Ja, cool. Also Andy, dann gib uns vielleicht mal noch einen Ausblick. Du hast gesagt, du promovierst. Das war mir jetzt übrigens auch neu, das wusste ich nicht, bevor wir das Gespräch jetzt gestartet haben. Sehr interessant. Was machst du, was hast du für einen Fachbereich und was ist dein Thema für deine Promotion?
Andreas: Also mein Promotionsthema ist das ökologische Nachhaltigkeitscontrolling. Also: Wie kriege ich Nachhaltigkeit ins Unternehmen rein? Kann ich das messen? Erzeuge ich mehr Wert im Unternehmen, am besten sogar noch auf die Profitabilität oder den Umsatz? Also das ist mein Themenbereich. Ich promoviere kumulativ, das bedeutet, ich muss mehrere Paper veröffentlichen. Das schmeiße ich zusammen, mache eine Mantelschrift und dann habe ich meinen wunderschönen Doktortitel, den ich mal an die Wand hängen kann. Und wenn ich beim Arzt aufgerufen werde, guckt mich jeder kurz an, weil ich ein Doktor bin. Ganz toll.
Christian: Okay. Und den Podcast, hast du gesagt, wirst du jetzt erstmal beibehalten. Wo findet man deinen Podcast am besten?
Andreas: Wahrscheinlich überall. Einfach googeln nach „Studieren ist sexy", gibt's auf Spotify, Google, Apple, YouTube gibt's mich auch zum Angucken.
Christian: Okay, Instagram auch. Wo findet man dich da?

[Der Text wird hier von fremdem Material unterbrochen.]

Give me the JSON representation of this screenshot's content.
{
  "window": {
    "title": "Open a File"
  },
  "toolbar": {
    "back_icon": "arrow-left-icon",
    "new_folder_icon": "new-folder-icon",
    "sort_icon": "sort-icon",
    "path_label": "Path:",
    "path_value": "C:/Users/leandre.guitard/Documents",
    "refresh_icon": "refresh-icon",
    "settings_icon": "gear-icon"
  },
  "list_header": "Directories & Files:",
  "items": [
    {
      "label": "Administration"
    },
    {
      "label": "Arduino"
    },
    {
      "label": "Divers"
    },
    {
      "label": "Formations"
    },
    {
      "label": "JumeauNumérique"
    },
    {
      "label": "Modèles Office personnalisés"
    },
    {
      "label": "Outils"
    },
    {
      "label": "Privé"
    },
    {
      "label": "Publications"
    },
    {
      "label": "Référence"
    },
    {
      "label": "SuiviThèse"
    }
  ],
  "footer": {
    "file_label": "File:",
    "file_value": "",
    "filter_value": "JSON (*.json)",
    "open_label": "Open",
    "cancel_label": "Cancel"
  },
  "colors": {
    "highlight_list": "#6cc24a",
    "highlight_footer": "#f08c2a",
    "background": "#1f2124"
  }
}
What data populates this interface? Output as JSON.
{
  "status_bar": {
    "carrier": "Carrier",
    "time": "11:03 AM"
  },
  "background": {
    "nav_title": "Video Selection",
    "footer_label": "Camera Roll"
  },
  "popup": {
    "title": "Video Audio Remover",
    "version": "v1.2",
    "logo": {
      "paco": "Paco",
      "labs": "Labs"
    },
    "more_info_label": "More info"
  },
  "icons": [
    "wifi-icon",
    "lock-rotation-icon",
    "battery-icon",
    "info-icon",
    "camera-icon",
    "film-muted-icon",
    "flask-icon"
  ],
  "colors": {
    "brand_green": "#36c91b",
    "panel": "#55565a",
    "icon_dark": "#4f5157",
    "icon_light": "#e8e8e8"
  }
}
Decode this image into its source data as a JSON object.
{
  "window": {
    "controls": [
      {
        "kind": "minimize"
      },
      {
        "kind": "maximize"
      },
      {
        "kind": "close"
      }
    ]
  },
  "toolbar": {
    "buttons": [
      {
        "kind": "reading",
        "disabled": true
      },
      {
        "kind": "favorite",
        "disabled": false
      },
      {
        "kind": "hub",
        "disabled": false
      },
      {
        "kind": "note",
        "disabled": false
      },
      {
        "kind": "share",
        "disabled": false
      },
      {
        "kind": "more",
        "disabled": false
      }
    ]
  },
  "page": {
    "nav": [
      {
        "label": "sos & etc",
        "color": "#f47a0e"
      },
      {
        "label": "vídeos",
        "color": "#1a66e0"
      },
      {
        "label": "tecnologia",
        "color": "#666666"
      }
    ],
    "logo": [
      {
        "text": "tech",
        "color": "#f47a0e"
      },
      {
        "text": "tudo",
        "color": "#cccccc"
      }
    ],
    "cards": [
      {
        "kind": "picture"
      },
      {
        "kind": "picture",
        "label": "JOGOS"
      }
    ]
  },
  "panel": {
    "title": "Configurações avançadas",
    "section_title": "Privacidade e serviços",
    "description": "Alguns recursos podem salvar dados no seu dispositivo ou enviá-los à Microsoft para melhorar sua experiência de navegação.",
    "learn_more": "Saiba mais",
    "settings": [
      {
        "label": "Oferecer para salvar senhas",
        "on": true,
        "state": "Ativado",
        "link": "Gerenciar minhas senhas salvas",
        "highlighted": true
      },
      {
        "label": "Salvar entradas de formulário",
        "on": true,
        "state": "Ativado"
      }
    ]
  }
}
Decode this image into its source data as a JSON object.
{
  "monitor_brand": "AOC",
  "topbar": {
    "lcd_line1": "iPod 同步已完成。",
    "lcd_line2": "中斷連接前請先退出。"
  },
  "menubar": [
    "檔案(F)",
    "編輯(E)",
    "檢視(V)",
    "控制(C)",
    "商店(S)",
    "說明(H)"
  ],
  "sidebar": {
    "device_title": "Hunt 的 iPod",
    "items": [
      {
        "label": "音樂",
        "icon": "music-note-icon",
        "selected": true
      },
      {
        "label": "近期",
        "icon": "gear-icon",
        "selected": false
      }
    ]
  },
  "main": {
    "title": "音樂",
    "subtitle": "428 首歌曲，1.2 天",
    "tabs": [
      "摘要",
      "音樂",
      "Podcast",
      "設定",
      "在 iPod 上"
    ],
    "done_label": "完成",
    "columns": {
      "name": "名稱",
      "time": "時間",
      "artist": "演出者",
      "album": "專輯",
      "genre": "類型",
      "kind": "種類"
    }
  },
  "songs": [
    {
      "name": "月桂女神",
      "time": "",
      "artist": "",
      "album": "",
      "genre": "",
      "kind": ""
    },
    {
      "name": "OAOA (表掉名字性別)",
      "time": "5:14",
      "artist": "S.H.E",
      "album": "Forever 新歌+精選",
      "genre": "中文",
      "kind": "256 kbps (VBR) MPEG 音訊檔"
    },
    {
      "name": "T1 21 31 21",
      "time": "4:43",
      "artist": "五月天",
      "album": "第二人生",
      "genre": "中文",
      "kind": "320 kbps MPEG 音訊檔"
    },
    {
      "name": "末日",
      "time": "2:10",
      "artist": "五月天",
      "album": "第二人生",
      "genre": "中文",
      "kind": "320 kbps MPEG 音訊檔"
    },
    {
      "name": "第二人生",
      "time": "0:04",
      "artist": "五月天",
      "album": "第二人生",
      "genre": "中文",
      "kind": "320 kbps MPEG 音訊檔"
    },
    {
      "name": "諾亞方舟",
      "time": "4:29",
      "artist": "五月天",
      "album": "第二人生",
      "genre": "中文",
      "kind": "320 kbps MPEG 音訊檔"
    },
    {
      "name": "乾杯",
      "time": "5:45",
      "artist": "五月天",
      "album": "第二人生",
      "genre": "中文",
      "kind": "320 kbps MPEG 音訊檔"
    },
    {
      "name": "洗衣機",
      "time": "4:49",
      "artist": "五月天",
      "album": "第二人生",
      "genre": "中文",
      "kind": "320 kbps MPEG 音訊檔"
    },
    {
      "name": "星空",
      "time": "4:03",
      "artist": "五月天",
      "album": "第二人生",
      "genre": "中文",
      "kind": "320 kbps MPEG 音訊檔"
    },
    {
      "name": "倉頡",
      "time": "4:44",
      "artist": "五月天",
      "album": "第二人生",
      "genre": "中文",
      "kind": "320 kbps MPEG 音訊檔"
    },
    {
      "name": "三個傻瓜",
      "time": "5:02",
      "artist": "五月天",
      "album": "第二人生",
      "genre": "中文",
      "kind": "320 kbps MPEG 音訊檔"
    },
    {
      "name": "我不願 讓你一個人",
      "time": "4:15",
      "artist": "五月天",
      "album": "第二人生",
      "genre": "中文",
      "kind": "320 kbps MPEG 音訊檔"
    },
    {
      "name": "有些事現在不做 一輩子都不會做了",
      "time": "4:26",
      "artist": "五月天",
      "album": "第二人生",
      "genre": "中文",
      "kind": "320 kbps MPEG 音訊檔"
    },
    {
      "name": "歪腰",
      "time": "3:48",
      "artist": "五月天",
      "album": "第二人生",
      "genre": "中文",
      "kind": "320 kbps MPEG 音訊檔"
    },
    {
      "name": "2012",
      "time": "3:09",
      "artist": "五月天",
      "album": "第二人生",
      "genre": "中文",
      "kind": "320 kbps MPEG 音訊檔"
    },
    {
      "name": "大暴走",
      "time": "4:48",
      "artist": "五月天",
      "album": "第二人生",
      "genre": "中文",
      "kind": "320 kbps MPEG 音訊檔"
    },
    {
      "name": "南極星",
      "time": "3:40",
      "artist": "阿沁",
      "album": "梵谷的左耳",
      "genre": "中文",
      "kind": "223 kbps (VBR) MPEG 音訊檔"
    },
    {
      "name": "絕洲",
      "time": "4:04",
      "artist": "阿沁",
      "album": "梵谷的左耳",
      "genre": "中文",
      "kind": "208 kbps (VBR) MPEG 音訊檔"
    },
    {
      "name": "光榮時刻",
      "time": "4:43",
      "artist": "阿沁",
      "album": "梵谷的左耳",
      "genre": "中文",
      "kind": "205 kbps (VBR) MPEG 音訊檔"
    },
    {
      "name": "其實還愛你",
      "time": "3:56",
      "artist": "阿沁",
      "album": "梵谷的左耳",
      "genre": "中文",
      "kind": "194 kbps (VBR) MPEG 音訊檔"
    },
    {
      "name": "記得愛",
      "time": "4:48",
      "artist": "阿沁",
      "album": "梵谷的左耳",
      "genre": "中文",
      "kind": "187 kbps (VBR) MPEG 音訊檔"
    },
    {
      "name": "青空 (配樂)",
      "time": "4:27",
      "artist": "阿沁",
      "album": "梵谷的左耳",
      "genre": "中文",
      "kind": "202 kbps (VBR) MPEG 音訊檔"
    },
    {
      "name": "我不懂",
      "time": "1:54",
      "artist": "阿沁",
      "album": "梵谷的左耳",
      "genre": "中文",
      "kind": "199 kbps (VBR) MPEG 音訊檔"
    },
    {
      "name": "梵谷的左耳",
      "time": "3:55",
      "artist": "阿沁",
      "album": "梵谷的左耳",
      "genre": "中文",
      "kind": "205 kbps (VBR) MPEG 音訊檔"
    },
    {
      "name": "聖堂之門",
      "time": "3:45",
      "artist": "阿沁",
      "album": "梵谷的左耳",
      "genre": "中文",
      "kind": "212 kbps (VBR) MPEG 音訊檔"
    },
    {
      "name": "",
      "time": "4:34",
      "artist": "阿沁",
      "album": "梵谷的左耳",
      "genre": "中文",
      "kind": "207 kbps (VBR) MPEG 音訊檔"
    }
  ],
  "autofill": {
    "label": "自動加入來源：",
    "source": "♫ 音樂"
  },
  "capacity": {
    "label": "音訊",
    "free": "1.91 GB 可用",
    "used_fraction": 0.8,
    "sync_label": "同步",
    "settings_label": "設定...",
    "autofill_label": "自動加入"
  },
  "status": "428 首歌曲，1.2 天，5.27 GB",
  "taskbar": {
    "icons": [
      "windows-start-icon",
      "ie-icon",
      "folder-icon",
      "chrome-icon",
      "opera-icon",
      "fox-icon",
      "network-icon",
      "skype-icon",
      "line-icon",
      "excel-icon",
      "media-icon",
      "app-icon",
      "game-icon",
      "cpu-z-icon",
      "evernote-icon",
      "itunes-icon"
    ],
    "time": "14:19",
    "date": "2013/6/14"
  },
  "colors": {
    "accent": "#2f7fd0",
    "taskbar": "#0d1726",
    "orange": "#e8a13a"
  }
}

Andreas: Da gibt man auch einfach „Studieren ist sexy" ein, aber ich – Leute, da wieder merkt ihr, es kann nicht alles funktionieren. Also ich habe da zum Beispiel zwei Abonnenten. Wow. Also aber ich probiere es weiterhin. Ich mache halt und gucke, ob was passiert. Wenn was passiert, passiert was. Wenn nicht, dann nicht. Dann ist es halt einfach so.
Christian: Also folgt dem Andi unbedingt auch auf Instagram! Wir packen natürlich alle Links in die Beschreibung für dieses Video. Erstmal dir ganz herzlichen Dank für dieses sehr interessante Gespräch. Ist auch, würde ich sagen, ein außergewöhnlicher Podcast. Da geht es jetzt nicht ganz konkret um irgendeinen Fernstudiengang, eine Fernhochschule oder irgendeinen Dozent von irgendeiner Hochschule, die über ihren Studiengang erzählen, sondern mal so ein bisschen der Blick auch von außen. Und natürlich das Thema Selbständigkeit, auch ganz interessant für viele unserer Zuhörerinnen und Zuhörer. Ich hoffe, wir konnten auch ein paar dazu inspirieren, sich selbständig zu machen, ein bisschen Selbstmarketing zu nutzen, um sich sichtbarer zu machen. Also herzlichen Dank für das Gespräch und schönen Tag dir noch.
Andreas: Danke dir, Christian. Mach's gut. Tschüss.